S-38 shown under construction at the Bethlehem San Francisco yard, March 29, 1923. S-38 was one of the boats built on the west coast that had the engine rebuilds done there. Electric Boat sent a team of engineers to San Francisco along with a train car full of parts to do the rebuilds. This accounts for the rather late date of this photo. Note the long superstructure skeg at her stern, tapering gently down to the rudder. This is the original design, which proved to be lightly built and prone to severe corrosion. A portion of it was later removed on all of the EB design boats.
S-39 making a surface run off Tsingtao (now Qingdao), China, June 13, 1930. The after end of the conning tower fairwater has been raised, and the superstructure skeg has been cut away. The rudder can just be seen right at the waterline on the far left. The pressure hull around the motor room is underwater in this view, between the end of the superstructure and the rudder. S-39 has yet to receive the safety upgrades mandated after the S-4 disaster of 1927.
S-40 on a calm sea, perhaps preparing to moor to a tender. The location is unknown, but is likely during her service with the Asiatic Fleet.

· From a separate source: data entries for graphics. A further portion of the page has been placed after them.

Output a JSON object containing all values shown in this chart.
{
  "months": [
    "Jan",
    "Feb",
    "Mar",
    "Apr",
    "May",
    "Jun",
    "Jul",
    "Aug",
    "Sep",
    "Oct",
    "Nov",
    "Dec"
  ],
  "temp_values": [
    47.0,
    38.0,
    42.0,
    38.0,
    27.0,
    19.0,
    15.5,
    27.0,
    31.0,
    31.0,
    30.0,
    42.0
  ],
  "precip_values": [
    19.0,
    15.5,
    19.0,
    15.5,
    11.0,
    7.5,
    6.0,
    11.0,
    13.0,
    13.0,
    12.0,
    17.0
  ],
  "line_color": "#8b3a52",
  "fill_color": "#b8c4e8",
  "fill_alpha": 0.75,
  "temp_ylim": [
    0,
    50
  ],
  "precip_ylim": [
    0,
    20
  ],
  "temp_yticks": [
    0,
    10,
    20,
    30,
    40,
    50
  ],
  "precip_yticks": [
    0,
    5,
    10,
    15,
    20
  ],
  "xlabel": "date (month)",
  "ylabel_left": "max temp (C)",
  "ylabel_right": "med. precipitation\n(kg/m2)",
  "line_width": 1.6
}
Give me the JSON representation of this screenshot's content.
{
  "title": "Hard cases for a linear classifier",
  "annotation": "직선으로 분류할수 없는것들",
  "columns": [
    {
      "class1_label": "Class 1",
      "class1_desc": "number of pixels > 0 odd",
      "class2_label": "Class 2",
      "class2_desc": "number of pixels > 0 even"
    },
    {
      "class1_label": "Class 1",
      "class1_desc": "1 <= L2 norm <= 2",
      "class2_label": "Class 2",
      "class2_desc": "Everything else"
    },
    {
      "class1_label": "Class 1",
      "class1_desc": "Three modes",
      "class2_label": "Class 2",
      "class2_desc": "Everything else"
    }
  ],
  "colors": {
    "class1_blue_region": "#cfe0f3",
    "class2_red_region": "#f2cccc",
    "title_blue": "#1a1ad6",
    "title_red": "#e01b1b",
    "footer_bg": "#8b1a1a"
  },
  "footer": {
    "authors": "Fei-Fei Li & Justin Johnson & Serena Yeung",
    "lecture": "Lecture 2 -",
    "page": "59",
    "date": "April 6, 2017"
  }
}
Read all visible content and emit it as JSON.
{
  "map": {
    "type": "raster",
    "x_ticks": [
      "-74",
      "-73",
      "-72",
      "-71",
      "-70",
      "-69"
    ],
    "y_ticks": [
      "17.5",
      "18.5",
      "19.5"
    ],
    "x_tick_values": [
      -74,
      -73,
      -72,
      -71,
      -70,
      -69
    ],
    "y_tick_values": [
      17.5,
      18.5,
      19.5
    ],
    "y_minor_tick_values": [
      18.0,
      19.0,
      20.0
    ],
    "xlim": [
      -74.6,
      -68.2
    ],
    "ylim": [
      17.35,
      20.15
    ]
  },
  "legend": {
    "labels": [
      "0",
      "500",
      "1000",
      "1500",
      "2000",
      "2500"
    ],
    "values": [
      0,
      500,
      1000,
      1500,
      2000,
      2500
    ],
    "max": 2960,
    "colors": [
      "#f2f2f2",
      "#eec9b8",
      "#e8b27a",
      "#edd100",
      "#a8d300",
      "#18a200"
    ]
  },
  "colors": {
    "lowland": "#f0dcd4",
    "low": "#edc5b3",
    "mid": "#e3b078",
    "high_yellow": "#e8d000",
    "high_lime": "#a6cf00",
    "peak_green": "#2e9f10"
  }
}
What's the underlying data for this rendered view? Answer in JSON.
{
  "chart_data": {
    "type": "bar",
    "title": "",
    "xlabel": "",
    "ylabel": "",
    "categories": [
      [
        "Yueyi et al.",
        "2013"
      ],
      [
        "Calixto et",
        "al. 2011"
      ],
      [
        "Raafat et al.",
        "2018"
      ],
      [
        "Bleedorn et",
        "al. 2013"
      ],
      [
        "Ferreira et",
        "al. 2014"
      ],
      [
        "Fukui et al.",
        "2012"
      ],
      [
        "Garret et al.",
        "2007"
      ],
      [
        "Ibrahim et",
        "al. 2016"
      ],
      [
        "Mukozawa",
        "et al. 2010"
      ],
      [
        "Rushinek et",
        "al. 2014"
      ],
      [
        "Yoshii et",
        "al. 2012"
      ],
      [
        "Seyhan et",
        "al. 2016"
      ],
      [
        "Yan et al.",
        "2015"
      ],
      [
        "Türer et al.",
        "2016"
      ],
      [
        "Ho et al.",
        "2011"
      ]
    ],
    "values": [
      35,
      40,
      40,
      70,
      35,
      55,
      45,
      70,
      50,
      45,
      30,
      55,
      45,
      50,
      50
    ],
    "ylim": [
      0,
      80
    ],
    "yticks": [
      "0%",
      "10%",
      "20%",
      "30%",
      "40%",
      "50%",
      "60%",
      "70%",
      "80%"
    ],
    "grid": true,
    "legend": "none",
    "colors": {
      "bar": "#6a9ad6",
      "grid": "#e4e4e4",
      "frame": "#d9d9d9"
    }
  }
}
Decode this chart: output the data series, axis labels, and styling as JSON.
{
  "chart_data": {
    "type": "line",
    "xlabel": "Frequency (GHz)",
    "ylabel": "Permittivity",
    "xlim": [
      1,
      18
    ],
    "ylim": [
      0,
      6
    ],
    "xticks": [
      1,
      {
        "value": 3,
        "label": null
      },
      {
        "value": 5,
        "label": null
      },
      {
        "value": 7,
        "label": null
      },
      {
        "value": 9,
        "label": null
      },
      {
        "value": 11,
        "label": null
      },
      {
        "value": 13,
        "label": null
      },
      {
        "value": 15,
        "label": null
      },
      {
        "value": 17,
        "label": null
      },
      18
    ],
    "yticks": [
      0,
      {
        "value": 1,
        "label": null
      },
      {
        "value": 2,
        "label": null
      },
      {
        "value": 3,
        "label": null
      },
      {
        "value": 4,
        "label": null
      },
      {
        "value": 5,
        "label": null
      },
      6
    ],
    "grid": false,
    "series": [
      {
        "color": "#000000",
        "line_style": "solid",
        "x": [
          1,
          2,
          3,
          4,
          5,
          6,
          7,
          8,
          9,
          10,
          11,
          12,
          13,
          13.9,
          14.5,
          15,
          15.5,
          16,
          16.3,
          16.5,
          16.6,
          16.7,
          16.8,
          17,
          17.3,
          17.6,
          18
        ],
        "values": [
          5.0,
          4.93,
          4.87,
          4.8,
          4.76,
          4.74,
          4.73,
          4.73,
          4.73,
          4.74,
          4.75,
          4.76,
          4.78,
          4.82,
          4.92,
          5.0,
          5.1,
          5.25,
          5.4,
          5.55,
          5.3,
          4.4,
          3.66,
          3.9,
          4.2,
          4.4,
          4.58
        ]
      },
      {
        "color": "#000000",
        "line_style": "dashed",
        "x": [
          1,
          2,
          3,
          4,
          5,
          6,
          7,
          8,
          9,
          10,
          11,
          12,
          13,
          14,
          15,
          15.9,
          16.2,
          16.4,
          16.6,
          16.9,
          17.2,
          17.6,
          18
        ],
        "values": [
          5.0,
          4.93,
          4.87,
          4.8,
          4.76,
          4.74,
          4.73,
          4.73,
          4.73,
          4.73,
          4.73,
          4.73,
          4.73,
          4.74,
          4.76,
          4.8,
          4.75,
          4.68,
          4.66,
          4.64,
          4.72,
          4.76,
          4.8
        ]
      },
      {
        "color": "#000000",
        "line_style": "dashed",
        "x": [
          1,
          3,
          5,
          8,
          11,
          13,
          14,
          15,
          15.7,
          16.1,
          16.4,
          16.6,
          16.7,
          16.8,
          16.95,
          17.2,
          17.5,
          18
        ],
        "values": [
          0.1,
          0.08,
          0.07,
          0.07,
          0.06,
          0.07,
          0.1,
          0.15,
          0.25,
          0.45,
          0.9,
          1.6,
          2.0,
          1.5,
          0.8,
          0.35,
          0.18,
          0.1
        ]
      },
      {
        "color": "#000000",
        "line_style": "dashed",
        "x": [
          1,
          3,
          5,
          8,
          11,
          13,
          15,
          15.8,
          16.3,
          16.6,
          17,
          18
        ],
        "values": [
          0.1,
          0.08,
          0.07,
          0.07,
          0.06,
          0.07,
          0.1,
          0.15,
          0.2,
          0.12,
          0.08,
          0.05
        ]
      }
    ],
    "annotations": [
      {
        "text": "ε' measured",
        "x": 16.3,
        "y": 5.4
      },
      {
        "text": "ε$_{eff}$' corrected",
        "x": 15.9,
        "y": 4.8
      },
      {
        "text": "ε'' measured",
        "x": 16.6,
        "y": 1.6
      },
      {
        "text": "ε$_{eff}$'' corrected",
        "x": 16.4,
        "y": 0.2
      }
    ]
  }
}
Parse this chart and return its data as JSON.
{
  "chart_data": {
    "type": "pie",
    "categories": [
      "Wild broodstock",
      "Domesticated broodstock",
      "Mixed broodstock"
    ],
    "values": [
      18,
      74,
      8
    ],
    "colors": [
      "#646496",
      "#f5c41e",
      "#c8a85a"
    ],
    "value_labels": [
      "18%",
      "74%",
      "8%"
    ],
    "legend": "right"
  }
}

Photo date is approximately 1925. She is sporting yet another variation in how her name is displayed, this time with the "40" painted prominently on the aft superstructure skeg.
S-41 is shown here in Asiatic waters, circa 1939-1940. By this time she had been painted in the standard flat black, a scheme that the Navy adopted for all submarines in 1935. She has only her hull number, 146, displayed. This was also part of a standardization effort, intended to do away with all of the topside naming variations that had persisted through the 1920's and 1930's.